The Difference Between Overbought and Oversold

“Overbought” and “oversold” describe short-term stock price extremes that suggest the stock's price has gone too far in a particular direction. When a stock is classified as market overbought, it means experts think that it's selling for more than it's actually worth. An oversold stock, on the other hand, is one that analysts see as trading below what it is really worth.


Overbought and oversold stocks are those that analysts see as not trading for their true worth. An overbought stock may be selling for more than it's worth, while an oversold stock may be worth more than its current trading price.

How Much Is “Too Much”?

Overbought means either a sharp percentage increase in prices over a few days that is larger than normal, or a growing number of consecutive days of prices moving in the same direction. For example, stocks may be market overbought because they have jumped 5 percent in three days -- more than usual -- or because they have closed up for six days in a row -- also unusual. Oversold means the opposite: A steep decline or growing number of consecutive days on which prices closed down.

Implications of Overbought Stocks

When a stock is overbought, the implication is that buying has pushed the price too far up and a reaction, called a price pullback, is expected. When a stock is oversold, the implication is that selling has pushed the price too far down and a reaction, called a price bounce, is expected.

Why Stocks are Overbought and Oversold

Investors often overreact to news and their buying or selling can carry prices too far in a particular direction. Buying begets buying, and selling begets selling, with these trends taking on a life of their own. Buyers may keep buying because prices are going up; sellers may keep selling because prices are going down. At some point the move is exhausted and the realization sets in that things may not be that bad or good, and a corrective move ensues in the opposite direction.
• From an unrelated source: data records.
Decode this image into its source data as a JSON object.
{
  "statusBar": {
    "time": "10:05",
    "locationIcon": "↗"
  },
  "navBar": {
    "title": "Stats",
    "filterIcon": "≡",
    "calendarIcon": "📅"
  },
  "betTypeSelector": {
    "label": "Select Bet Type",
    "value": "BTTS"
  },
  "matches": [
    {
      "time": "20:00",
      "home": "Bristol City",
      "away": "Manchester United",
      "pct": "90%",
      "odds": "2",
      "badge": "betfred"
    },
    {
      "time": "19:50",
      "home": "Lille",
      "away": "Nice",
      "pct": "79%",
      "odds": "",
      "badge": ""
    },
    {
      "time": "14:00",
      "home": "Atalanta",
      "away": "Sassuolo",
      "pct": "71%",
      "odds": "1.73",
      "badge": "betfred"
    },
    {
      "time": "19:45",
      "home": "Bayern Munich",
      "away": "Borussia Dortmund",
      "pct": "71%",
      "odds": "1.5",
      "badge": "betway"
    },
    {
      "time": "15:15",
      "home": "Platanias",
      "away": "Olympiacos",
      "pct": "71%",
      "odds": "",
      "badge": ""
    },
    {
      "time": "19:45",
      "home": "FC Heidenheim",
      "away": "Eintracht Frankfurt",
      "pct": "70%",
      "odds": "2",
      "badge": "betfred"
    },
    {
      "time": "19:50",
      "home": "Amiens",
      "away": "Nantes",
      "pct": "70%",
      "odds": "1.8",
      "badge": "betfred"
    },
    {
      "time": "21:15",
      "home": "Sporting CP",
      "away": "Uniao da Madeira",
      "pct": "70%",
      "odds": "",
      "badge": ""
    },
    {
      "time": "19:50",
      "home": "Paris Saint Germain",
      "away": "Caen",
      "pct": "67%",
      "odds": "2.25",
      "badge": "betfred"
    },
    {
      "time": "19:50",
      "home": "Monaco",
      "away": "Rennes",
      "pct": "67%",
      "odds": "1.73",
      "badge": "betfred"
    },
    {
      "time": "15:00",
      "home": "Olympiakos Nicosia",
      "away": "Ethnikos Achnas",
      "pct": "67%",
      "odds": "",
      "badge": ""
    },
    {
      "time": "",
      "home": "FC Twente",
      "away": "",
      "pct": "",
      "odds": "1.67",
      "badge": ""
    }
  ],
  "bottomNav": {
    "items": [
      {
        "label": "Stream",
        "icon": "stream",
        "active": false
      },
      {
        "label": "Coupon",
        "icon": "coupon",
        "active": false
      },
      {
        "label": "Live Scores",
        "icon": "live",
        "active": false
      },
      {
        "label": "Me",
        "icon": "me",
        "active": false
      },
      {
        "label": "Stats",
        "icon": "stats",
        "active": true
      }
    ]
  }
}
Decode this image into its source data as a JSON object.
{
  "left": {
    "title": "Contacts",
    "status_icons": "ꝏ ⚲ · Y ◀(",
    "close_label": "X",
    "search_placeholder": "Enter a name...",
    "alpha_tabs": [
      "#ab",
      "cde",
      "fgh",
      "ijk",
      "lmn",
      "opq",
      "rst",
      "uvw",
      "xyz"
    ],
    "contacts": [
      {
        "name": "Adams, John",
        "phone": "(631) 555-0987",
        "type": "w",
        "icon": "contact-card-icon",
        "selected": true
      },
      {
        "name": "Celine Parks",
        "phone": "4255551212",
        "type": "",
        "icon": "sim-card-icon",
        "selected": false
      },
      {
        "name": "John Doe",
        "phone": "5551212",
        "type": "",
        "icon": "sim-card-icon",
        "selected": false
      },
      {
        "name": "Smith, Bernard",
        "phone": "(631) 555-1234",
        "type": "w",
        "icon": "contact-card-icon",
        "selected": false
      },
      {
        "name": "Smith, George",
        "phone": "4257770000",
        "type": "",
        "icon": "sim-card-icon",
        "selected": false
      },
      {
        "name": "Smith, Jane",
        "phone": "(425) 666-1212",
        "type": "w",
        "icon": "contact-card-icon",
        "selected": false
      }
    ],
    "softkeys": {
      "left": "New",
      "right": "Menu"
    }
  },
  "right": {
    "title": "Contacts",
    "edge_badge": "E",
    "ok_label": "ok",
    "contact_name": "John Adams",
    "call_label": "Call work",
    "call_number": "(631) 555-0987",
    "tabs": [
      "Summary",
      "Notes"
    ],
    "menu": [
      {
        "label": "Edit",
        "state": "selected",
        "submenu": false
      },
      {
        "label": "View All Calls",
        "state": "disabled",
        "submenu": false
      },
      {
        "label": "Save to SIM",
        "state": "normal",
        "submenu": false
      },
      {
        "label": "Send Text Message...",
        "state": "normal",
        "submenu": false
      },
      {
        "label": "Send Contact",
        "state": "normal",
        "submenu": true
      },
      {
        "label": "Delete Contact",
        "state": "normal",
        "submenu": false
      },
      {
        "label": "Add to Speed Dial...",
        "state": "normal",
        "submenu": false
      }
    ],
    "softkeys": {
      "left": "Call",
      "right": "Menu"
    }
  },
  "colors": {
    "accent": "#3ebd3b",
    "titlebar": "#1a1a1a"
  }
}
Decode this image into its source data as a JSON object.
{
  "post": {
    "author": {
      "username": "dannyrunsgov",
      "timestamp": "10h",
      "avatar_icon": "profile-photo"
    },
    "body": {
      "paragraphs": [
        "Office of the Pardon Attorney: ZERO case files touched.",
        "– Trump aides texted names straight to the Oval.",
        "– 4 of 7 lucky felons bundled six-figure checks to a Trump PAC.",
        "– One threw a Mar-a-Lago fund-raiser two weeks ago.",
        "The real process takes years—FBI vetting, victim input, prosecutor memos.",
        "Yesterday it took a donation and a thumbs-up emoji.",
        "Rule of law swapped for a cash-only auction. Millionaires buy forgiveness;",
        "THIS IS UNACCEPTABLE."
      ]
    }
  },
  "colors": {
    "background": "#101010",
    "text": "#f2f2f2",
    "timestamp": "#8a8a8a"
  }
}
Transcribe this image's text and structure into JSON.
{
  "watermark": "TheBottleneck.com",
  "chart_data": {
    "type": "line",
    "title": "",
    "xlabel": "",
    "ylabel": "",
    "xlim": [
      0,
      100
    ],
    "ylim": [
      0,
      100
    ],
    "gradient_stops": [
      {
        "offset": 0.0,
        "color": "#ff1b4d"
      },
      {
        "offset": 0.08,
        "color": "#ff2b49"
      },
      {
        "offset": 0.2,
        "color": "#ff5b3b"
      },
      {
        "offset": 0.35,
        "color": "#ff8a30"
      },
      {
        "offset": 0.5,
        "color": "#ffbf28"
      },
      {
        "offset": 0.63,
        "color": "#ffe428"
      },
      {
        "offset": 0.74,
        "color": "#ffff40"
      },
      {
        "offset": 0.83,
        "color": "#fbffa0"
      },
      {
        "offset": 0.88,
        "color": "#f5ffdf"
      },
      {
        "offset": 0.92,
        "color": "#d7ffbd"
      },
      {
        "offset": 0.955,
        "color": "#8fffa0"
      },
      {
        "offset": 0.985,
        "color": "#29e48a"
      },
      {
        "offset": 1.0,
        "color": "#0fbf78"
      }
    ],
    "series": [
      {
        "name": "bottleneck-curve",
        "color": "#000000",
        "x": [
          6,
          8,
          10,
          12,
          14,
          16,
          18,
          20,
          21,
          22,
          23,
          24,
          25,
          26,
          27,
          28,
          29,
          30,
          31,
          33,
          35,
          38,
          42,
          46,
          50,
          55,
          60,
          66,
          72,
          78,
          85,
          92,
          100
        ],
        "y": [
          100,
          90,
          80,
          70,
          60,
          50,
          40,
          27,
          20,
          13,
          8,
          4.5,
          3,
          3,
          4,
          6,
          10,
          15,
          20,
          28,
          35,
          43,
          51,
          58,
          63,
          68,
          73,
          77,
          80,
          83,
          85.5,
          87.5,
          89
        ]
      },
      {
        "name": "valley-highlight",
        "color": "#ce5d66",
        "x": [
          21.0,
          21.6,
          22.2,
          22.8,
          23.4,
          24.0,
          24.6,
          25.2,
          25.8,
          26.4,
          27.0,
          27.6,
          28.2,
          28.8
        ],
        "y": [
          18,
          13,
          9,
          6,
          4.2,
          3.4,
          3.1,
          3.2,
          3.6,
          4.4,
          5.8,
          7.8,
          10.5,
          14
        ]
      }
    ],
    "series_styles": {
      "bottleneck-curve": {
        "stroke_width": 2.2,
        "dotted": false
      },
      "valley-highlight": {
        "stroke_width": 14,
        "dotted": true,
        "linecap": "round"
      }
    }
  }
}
For example, an interest rate cut by the Federal Reserve Board can cause several days of enthusiastic buying; a series of gloomy reports on the European debt crisis can cause several days of heavy selling. But then investors begin to realize that the Fed’s action has not solved all the problems, nor is Europe falling apart, so prices retreat from the extremes.

Understanding Secondary Indicators

Just because stocks have gone up or down too much does not mean that they still cannot go higher or lower. Oversold and overbought stocks are often opinions that reflect someone’s view of the market, which may or may not be accurate. For example, in a bear market stocks often decline in several waves of selling, followed by temporary pauses or reversals. Oversold does not necessarily mean the end of the decline, just that a temporary bounce is likely after which the decline will resume.

Nor are overbought stock and oversold stock precise measurements. For example, after five days of uninterrupted advance stocks may begin to look overbought to some market observers but can continue to advance for several more days, which would make them even more market overbought or extremely overbought.